Zodiac

[Zodiac]

Ninety binder clips (with 60 missing handles) arranged in a ball made with hexagons and stars.

Designed and constructed in April, 2011.

[Zodiac: inside view]

A view from inside the Zodiac.

Many binder clips are interlocked into an airy ball composed of 20 hexagons and 12 stars. There are 90 clips but only 120 handles: each clip in the middle of a star is missing one handle. If these were put back in, the polyhedral structure would correspond to a "rectified truncated icosahedron," obtained by replacing each vertex of a "soccer ball" polyhedron (a.k.a. truncated icosahedron) with a triangle. This rectification process is discussed more at the related sculpture, Clipped Corners, which uses a similar vertex-connection mechanism. This "rectified soccer ball" polyhedron cannot be built with all faces regular, so it is not one of the Archimedian solids.

[Rectified soccer ball]

Cutting off the corners of a "soccer ball", a.k.a. truncated icosahedron (left) produces a "rectified truncated icosahedron" (right), which cannot be built with perfectly regular faces. In this image, the triangles are not exactly equilateral.

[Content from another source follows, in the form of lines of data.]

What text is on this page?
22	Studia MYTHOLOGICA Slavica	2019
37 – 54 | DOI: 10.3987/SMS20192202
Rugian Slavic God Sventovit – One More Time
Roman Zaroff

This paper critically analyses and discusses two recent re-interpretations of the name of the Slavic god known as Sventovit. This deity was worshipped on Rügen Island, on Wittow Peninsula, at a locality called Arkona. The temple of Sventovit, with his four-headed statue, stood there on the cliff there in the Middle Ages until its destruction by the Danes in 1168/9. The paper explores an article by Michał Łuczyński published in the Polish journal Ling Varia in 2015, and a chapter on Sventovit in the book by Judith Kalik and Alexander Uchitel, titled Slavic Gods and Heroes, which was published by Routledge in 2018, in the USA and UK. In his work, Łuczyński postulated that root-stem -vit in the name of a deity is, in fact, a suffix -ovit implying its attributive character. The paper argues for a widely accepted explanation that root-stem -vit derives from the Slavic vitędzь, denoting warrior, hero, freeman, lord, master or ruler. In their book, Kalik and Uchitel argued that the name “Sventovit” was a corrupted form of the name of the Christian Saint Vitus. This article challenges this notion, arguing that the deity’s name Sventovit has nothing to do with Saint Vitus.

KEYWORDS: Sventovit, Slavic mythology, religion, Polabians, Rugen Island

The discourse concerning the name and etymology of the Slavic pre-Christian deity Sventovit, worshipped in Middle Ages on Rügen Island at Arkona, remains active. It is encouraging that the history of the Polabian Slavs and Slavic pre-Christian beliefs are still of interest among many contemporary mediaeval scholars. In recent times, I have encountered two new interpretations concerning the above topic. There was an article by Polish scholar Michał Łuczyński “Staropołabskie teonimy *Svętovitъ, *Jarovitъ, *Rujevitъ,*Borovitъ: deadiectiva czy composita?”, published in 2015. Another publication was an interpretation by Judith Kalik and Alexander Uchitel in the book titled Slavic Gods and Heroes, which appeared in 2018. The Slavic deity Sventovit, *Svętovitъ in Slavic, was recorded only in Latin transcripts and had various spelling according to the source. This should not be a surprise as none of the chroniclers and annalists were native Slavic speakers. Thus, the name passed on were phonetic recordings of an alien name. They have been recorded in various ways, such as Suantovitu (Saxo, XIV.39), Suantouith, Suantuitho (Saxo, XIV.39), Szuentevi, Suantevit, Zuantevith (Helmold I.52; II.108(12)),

In his work Timaeus, Plato describes a very precise theory for how the universe and its elements are constructed from the five regular polyhedra, which are thus known as Platonic solids. For example, since the cube is the sturdiest and easiest to construct of the five polyhedra, Plato assigns this to "earth." Similar discussions lead him to correlate "fire" with the tetrahedron, "water" with the icosahedron, and "air" with the octahedron. As there are four elements and five Platonic solids, one is necessarily left out. Here is Plato's explanation:

And there is a fifth figure (which is made out of twelve pentagons), the dodecahedron—this God used as a model for the twelvefold division of the Zodiac. (Plato's Timaeus, translated by B. Jowett, Project Gutenberg, 2008)
While this may be an overzealous translation—an alternative by the same translator reads, "There was yet a fifth combination which God used in the delineation of the universe." (Elpinor, 2006)—the correlation of the twelve faces of a dodecahedron with the twelve constellations of the Zodiac seems universally understood. My Zodiac highlights this relationship: there is one star (constellation) located at each of the twelve faces of a dodecahedron.